A América Central encontra-se em sua pior crise das últimas quatro décadas, tal como refletido nos principais relatórios que medem a qualidade das democracias a nível mundial. Embora todas as democracias latino-americanas atravessem uma crise, a região centro-americana apresenta retrocessos democráticos significativos. Observam-se dois fenômenos preocupantes: por um lado, a erosão e o retrocesso democrático em países como El Salvador, Honduras e Guatemala e, por outro, um avanço e aprofundamento do autoritarismo na Nicarágua.

O caso mais agudo é o da Nicarágua, um regime autoritário patrimonializado pela família Ortega-Murillo, que está imersa em uma prática repressiva e disposta a tudo para permanecer no poder. Esse retrocesso democrático é evidente desde o retorno de Ortega à presidência em 2007, mas foi se agravando paulatinamente até explodir em 2018. O último golpe contra a institucionalidade nicaraguense ocorreu em novembro de 2023, quando a vice-presidente, primeira-dama e coordenadora de Comunicação Social, Rosario Murillo, se autoproclamou presidente do Judiciário. A partir desse momento, Murillo levou a cabo um grande expurgo no judiciário, demitindo mais de 900 funcionários, encabeçados pelo presidente da Suprema Corte de Justiça. 

Nesse delírio repressivo que está sendo realizado na Nicarágua contra qualquer tipo de oposição ao regime de Ortega, destacam-se dois fatos: por um lado, a recente captura do bispo Isidro Mora, no que constitui o último episódio de uma investida constante contra a Igreja Católica nesse país; por outro lado, o affaire Miss Universo, cuja diretora renunciou após acusações de traição por parte do governo de Ortega, reflete o grau de intolerância da cúpula sandinista em relação a qualquer indício de dissidência.
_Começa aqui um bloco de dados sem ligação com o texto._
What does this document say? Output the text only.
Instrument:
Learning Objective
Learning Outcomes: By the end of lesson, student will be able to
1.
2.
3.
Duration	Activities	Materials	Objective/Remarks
A isso se soma a recente retirada do país da Organização dos Estados Americanos (OEA), depois de rejeitar as críticas da organização a várias violações de direitos humanos.

A situação também é preocupante em El Salvador desde a chegada de Nayib Bukele ao poder. Desde o início de seu mandato, Bukele vem desmantelando as instituições democráticas amparado pelo elevado apoio popular de que desfruta. Sem dúvida, o maior golpe à institucionalidade ocorreu em 2021, quando a Assembleia Nacional destituiu cinco juízes da Câmara Constitucional e nomeou novos juízes próximos ao presidente, o que lhe permitiu aprovar a reeleição presidencial, o que é proibido pela Constituição. Dessa forma, Bukele deixou claras suas intenções de se perpetuar no poder.

Por sua vez, Honduras, apesar da mudança de governo e de suas promessas de regeneração democrática, continua à deriva por seus estreitos vínculos com o narcotráfico, altos níveis de corrupção, problemas de governança e a permanência injustificada do Estado de Exceção em vigor no país há mais de um ano.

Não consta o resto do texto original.